If you had written let calc x y = f x y;; then you'd have the expected result.
The function calc contains no reference to the functionf. There is an argument named f be it could be named g without changing anything: let calc x y g = g x y. If you want to use the function f you have defined above and not any function of the right type, you must not pass f as an argument, you should rewrite calc like this:
let f x y z = x + y + z
let calc x y = f x y
and then calc will have the type int -> int -> (int -> int) which is more commonly written as int -> int -> int -> int.
Are the two types: int -> int -> int and int -> (int -> int) the same?
If I write let f x = fun y -> x + y + 1, utop returns int -> int -> int. But I want is a function that takes an int as a parameter and then return a function which also takes an int and returns int, i.e., int -> (int -> int)
Is there a way to do that?
Also for (’a * ’b -> ’c) -> (’a -> ’b -> ’c), I wrote let f g = fun a b -> g (a,b), but it returns (’a * ’b -> ’c) -> ’a -> ’b -> ’c, the parentheses are eliminated. But why?
If a new function is returned as result, will it be anyway curried?
Usually, in lambda-calculus all functions have 1 arguments. Functions that take two arguments (not a tuple) are functions which take 1 argument and return another functions. If you look at the problem from this point of view you will understand that -> is right-associative.
Yes, they are the same. The arrow is a right-associative infix constructor, which is why the parentheses are redundant on the right.
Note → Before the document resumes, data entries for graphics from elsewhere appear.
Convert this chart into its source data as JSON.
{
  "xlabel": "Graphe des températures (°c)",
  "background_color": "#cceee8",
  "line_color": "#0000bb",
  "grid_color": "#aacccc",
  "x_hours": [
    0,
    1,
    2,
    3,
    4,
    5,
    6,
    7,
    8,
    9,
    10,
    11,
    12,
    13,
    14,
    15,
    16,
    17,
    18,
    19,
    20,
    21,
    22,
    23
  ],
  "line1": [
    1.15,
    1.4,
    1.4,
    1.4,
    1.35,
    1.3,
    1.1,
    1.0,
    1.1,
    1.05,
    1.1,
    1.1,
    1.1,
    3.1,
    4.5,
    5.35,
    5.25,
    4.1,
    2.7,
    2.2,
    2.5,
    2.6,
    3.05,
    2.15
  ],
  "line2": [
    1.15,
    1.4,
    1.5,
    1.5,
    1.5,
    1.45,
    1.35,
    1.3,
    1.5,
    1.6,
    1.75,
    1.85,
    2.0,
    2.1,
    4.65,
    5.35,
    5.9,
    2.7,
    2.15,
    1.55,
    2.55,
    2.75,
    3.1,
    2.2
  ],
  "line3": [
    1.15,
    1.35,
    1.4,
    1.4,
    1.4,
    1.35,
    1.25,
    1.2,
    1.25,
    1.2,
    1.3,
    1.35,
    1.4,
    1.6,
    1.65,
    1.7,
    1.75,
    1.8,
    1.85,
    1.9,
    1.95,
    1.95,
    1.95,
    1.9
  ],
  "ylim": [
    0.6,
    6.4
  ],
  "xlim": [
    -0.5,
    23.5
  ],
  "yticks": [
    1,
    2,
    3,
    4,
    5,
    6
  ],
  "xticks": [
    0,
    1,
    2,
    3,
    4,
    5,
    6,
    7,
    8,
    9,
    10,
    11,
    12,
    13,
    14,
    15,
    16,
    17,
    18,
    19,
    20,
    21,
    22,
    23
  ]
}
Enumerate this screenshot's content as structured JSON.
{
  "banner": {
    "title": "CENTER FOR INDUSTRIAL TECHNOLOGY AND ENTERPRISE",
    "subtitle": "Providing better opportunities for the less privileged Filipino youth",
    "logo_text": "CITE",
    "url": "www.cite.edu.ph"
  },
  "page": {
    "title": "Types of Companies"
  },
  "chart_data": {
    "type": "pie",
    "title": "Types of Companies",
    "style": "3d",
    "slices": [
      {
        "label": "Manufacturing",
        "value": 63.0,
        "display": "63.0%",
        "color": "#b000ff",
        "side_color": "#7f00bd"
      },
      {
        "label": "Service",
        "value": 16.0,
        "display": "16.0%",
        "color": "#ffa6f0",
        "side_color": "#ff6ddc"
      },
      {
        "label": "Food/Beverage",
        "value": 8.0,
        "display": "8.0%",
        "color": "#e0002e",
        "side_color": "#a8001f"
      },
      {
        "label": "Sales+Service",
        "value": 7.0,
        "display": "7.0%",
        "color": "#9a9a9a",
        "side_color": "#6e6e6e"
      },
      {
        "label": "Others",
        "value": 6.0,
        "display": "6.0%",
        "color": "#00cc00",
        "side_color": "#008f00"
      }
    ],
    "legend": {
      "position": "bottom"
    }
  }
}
It is perhaps helpful to realise that
let f x y z = e
is simply syntactic sugar for
let f = fun x -> fun y -> fun z -> e
Everything else follows form there.
Well yes, they are the same.
You can try it out, just type in
let f x y = x + y + 1;;
val f : int -> int -> int = <fun>
# let g = f 1;;
val g : int -> int = <fun>
# let _ = List.map g [1;2;3];; (* would do the same with (f 1) instead of g *)
- : int list = [3; 4; 5]
The whole idea is that function are by default curryfied. And as a -> ( b -> c ) and a -> b -> c are equivalent, they are displayed as the lightest type possible.